Date of Award

5-2001

Degree Type

Thesis

Degree Name

Master of Science in Education (MSEd)

Department

Education and Human Development

First Advisor

Dr. Robin E. Umber

Abstract

This study was designed to analyze the effect of the use of graphic organizers on eighth graders' writing of essays and the students' feelings about using those graphic organizers.

Eighty-eight eighth grade students from a diverse rural school district in New York participated in this study. This study occurred for a duration of 3.5 months. Two essays were used as a baseline; four essays were written in which the graphic organizers were required. For the two remaining essays, students were given the choice of using the graphic organizers or not using them.

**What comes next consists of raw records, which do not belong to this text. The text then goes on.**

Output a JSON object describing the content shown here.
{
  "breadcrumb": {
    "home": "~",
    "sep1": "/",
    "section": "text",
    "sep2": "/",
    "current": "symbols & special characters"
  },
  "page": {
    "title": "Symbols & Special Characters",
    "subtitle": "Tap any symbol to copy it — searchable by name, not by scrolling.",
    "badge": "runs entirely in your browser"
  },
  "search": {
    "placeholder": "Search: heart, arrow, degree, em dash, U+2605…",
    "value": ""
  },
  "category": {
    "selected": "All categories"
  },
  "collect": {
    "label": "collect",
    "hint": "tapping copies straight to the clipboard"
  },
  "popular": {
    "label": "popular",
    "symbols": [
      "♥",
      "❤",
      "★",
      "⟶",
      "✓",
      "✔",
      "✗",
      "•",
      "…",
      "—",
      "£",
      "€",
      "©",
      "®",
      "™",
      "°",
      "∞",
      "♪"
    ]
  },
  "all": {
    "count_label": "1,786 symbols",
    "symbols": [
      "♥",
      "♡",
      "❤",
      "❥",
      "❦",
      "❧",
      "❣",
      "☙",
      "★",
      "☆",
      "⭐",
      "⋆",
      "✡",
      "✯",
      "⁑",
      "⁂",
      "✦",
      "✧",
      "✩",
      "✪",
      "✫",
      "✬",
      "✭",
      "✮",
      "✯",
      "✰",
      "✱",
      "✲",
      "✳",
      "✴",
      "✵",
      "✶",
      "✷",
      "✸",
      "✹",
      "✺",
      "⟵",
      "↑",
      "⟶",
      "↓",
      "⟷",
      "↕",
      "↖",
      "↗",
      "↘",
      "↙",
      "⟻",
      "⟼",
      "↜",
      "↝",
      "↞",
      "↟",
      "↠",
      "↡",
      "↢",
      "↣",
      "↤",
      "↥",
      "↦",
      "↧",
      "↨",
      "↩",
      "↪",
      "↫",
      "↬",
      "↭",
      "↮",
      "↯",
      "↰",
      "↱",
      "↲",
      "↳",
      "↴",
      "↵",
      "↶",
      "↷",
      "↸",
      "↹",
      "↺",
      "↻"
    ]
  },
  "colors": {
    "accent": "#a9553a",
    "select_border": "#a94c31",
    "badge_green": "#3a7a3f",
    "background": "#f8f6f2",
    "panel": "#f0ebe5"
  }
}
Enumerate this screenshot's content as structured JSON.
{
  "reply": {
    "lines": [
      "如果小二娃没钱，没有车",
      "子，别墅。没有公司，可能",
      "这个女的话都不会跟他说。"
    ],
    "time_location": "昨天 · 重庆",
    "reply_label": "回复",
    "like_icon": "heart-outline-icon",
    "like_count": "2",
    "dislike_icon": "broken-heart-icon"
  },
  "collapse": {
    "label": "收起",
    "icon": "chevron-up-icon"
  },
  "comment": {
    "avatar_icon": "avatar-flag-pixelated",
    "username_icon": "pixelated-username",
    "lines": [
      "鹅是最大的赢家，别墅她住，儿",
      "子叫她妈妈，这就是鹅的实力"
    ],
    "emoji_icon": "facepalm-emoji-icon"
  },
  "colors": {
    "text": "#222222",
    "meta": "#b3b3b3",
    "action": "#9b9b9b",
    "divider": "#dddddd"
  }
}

All essays were graded according to a rubric. The grades of the essays were charted so that the teacher could see the results in a sequential manner. In addition to determining if graphic organizers improved students' essays, the chart also kept track of how many students chose to use the graphic organizers when not required to do so. Surveys and interviews were also used.

Results showed that there was very little significant progress with students who used the graphic organizers. Fourteen percent of students improved their essay writing while using graphic organizers; eighty-six percent of students did not show any progress; nine students did not complete the graphic organizers even when required to do so. Because of this, those nine students were not included in these particular results.

Out of the six selected students, only one student seemed to improve his essay writing when using the graphic organizers. The scores of the other five students either remained fairly constant or were too inconsistent (scores varied too much) to determine if graphic organizers played a significant role.